Long-métrage Norvégien/Irlandais/Suédois
Titre original: Tusen ganger god natt (1,000 TIMES GOOD NIGHT)
Durée: 01h57mn
Année de production: 2013
Distributeur: Septième Factory
Date de sortie sur les écrans norvégiens: 18 octobre 2013
Date de sortie sur les écrans irlandais: 16 mai 2014
Date de sortie sur les écrans suédois: 25 juillet 2014
Date de sortie sur nos écrans: 6 mai 2015
Résumé : Rebecca est une photographe de guerre de renommée internationale. Alors qu’elle est en reportage en Afghanistan pour suivre un groupe de femmes qui préparent un attentat suicide, elle est gravement blessée par l'explosion d'une bombe. De retour chez elle en Irlande, pour se remettre de ce traumatisme, elle doit affronter une autre épreuve. Marcus, son mari et Stéphanie, sa fille ainée de 13 ans, ne supportent plus l’angoisse provoquée par les risques que son métier impose. Rebecca, qui est déchirée entre les souffrances qu’elle fait subir à ses proches et sa passion de photoreporter, doit faire face à un ultimatum : choisir entre son travail et sa famille. Mais peut-on vraiment échapper à sa vocation, aussi dangereuse soit-elle ? Renoncera t-elle à couvrir ces zones de combats, et à sa volonté de dénoncer la tragédie humaine de son époque ?
Bande annonce (VOSTFR)
Extrait (VOSTFR)
Ce que j’en ai pensé : L’ÉPREUVE est un film qui m’a beaucoup plu. Le sujet du film est axé sur la vie que peut avoir un photographe de guerre. Comment gérer un métier certes passionnant mais dangereux, prenant et traumatisant, en parallèle avec une vie de famille quand on revient du terrain ? Bien évidemment la questions se pose que l’on soit une femme ou un homme et de ce point de vue-là, j’ai trouvé le sujet bien traité car, finalement, peu importe que le personnage central soit une femme, l’intrigue et le vécu personnel de la famille aurait été les mêmes avec un homme.

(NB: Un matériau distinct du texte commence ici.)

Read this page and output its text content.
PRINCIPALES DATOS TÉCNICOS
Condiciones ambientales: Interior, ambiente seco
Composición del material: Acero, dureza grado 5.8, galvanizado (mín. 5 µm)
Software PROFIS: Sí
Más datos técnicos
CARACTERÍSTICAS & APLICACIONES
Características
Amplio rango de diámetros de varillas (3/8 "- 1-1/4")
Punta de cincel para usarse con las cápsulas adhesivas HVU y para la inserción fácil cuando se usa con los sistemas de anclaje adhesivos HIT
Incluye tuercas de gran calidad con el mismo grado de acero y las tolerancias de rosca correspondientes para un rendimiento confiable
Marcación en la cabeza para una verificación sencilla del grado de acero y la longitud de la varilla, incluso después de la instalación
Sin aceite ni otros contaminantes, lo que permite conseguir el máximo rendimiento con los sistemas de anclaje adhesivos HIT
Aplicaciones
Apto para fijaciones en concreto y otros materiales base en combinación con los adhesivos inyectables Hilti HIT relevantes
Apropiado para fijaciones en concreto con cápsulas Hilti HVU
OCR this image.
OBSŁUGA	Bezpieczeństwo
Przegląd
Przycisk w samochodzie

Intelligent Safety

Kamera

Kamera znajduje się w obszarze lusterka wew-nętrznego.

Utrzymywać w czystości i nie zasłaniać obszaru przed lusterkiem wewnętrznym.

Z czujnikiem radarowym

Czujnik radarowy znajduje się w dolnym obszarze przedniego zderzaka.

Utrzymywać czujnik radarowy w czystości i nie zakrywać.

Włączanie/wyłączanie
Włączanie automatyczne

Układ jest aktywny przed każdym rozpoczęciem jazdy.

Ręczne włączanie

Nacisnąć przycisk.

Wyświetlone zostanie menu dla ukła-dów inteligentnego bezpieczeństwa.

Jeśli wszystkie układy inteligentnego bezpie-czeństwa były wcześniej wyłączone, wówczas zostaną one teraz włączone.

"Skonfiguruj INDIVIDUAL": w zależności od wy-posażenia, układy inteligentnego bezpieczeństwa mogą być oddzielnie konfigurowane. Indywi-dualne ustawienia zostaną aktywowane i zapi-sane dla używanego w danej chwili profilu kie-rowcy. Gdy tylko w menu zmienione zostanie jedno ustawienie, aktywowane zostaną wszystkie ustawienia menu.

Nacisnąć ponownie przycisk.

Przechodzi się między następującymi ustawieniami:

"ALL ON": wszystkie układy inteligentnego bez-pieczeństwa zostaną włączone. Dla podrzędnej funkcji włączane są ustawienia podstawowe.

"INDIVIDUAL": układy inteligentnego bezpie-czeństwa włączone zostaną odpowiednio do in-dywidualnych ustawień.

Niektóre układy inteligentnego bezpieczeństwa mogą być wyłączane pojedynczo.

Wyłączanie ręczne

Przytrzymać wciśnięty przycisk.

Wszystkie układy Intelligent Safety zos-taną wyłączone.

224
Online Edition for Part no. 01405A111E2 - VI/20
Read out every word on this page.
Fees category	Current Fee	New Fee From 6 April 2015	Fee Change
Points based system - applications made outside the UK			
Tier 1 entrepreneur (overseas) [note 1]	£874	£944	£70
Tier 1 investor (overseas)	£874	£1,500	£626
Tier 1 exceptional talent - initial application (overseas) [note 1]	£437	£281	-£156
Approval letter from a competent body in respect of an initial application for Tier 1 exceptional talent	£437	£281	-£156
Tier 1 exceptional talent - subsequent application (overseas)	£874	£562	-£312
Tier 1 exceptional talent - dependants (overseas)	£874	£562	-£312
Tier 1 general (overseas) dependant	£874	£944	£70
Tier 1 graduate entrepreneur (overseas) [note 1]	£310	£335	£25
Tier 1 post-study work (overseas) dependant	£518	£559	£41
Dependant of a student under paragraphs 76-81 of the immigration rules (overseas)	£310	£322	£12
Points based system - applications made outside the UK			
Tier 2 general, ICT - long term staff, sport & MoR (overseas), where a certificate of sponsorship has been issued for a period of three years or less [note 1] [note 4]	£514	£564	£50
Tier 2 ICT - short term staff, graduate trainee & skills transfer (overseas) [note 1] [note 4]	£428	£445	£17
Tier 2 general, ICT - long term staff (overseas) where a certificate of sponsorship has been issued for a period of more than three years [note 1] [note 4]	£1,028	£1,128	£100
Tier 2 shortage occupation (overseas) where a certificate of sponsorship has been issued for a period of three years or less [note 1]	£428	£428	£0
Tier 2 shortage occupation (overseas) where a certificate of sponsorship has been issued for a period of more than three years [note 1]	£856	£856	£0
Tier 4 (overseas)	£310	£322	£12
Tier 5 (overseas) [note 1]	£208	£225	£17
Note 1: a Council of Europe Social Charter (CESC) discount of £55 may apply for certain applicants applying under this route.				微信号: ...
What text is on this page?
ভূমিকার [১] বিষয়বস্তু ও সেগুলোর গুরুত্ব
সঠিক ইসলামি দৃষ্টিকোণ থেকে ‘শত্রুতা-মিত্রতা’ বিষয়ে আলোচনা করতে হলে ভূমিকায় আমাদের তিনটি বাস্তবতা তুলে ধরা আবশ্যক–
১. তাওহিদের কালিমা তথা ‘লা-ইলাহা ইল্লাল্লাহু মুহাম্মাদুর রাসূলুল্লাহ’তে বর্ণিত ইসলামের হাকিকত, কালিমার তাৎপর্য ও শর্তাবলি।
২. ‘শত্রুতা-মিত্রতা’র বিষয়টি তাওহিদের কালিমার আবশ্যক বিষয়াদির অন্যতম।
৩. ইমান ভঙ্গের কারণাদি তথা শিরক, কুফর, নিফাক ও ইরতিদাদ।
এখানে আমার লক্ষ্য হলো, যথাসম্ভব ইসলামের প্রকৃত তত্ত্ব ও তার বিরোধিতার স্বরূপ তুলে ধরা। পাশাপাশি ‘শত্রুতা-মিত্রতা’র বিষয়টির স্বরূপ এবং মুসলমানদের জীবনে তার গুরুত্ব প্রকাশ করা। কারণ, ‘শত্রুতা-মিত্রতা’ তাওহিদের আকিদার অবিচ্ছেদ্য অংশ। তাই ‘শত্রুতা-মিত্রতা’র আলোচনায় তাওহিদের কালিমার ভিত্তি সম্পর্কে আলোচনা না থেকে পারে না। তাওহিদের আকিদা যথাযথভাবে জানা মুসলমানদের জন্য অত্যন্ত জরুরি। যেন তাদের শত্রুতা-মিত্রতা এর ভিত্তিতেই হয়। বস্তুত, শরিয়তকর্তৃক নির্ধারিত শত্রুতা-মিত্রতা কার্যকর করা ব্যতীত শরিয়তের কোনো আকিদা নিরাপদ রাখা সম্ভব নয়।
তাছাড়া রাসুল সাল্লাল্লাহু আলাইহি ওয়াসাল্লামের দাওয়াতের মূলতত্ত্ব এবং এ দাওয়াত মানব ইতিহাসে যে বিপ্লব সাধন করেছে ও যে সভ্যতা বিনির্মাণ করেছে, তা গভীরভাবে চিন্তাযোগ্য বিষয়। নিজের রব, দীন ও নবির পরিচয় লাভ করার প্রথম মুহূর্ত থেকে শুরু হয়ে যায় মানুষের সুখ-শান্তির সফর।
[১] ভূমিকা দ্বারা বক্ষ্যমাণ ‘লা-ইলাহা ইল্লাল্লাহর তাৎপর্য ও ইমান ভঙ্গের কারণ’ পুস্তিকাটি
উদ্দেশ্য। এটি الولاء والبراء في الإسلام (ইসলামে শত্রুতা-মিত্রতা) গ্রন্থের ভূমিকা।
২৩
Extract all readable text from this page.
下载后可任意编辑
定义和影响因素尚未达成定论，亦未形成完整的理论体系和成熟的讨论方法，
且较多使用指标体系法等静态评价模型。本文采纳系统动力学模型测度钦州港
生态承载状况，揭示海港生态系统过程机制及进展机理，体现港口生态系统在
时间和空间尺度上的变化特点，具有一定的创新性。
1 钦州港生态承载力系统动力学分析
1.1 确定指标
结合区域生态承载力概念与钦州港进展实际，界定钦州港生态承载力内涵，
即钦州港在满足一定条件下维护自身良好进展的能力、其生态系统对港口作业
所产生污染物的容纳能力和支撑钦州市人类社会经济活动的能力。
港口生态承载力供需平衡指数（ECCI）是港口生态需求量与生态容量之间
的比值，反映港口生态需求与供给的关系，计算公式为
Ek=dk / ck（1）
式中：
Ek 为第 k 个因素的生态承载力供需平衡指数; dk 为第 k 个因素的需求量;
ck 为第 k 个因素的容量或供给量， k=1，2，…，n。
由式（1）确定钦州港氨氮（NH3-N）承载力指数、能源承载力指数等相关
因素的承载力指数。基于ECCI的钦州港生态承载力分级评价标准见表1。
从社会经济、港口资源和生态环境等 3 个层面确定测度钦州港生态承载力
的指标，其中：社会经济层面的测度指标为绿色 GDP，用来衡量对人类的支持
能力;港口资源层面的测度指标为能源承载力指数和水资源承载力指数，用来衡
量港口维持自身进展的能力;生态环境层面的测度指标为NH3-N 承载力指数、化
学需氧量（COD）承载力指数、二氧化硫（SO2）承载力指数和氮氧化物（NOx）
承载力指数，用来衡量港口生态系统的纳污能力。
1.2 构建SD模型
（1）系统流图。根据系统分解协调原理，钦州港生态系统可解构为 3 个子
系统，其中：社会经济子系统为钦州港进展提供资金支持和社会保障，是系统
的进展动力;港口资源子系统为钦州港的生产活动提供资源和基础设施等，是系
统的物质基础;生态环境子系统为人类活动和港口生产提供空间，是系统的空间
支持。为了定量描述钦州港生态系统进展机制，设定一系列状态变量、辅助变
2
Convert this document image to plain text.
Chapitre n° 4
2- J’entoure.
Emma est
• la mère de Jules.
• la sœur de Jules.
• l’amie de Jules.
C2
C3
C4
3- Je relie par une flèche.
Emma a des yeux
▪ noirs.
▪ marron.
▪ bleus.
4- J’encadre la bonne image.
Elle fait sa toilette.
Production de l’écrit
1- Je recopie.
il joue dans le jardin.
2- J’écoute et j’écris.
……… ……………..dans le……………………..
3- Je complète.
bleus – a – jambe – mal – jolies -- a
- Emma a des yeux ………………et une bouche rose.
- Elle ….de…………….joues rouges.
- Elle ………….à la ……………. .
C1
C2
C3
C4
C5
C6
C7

J’ai aimé l’aspect éducatif sur le métier de reporter photographe de guerre que ce long-métrage développe. Au travers du point de vue de Rebecca, on apprend ce qu'est ce métier et les difficultés qui vont avec. Le réalisateur, Erik Poppe, qui a lui-même été reporter photographe de guerre, raconte une histoire, les faits sont donc romancés, mais dans le fond il aborde des sujets réalistes qui importent. Ils rendent le film intéressant et touchent le spectateur.
Je me demandais comment on peut photographier des faits horribles et donc en être témoin, sans intervenir, et comment on peut vivre avec ces images en tête par la suite. Je ne sais pas si L’ÉPREUVE est une démonstration de la réalité mais en tout cas il donne la sensation de s’approcher des réponses à ces interrogations.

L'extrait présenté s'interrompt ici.